When configuring an authorization policy, an administrator cannot see specific Active Directory groups present in their domain to be used as a policy condition. However, other groups that are in the same domain are seen What is causing this issue?

A.

Cisco ISE only sees the built-in groups, not user created ones

B.

The groups are present but need to be manually typed as conditions

C.

Cisco ISE's connection to the AD join point is failing

D.

The groups are not added to Cisco ISE under the AD join point

What is needed to configure wireless guest access on the network?

A.

endpoint already profiled in ISE

B.

WEBAUTH ACL for redirection

C.

valid user account in Active Directory

D.

Captive Portal Bypass turned on

Which personas can a Cisco ISE node assume'?

A.

policy service, gatekeeping, and monitoring

B.

administration, policy service, and monitoring

C.

administration, policy service, gatekeeping

D.

administration, monitoring, and gatekeeping

Which two ports must be open between Cisco ISE and the client when you configure posture on Cisco ISE? (Choose two).

A.

TCP 8443

B.

TCP 8906

C.

TCP 443

D.

TCP 80

E.

TCP 8905

An engineer is enabling a newly configured wireless SSID for tablets and needs visibility into which other types of devices are connecting to it. What must be done on the Cisco WLC to provide this information to Cisco ISE9

A.

enable IP Device Tracking

B.

enable MAC filtering

C.

enable Fast Transition

D.

enable mDNS snooping

An engineer is configuring Cisco ISE policies to support MAB for devices that do not have 802.1X capabilities.
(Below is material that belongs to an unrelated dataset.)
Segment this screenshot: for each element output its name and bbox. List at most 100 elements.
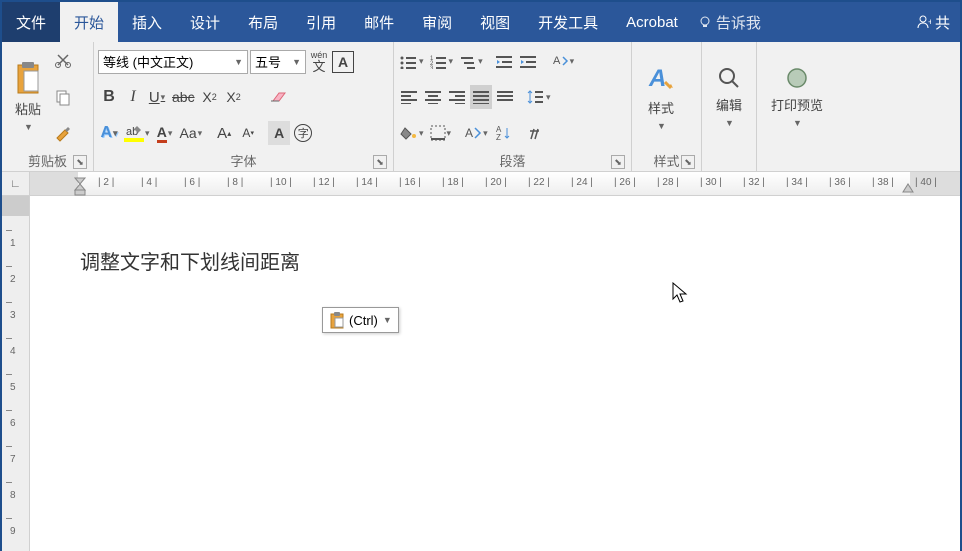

The engineer is configuring new endpoint identity groups as conditions to be used in the AuthZ policies, but noticed that the endpoints are not hitting the correct policies. What must be done in order to get the devices into the right policies?

A.

Manually add the MAC addresses of the devices to endpoint ID groups in the context visibility database.

B.

Create an AuthZ policy to identify Unknown devices and provide partial network access prior to profiling.

C.

Add an identity policy to dynamically add the IP address of the devices to their endpoint identity groups.

D.

Identify the non 802.1X supported device types and create custom profiles for them to profile into.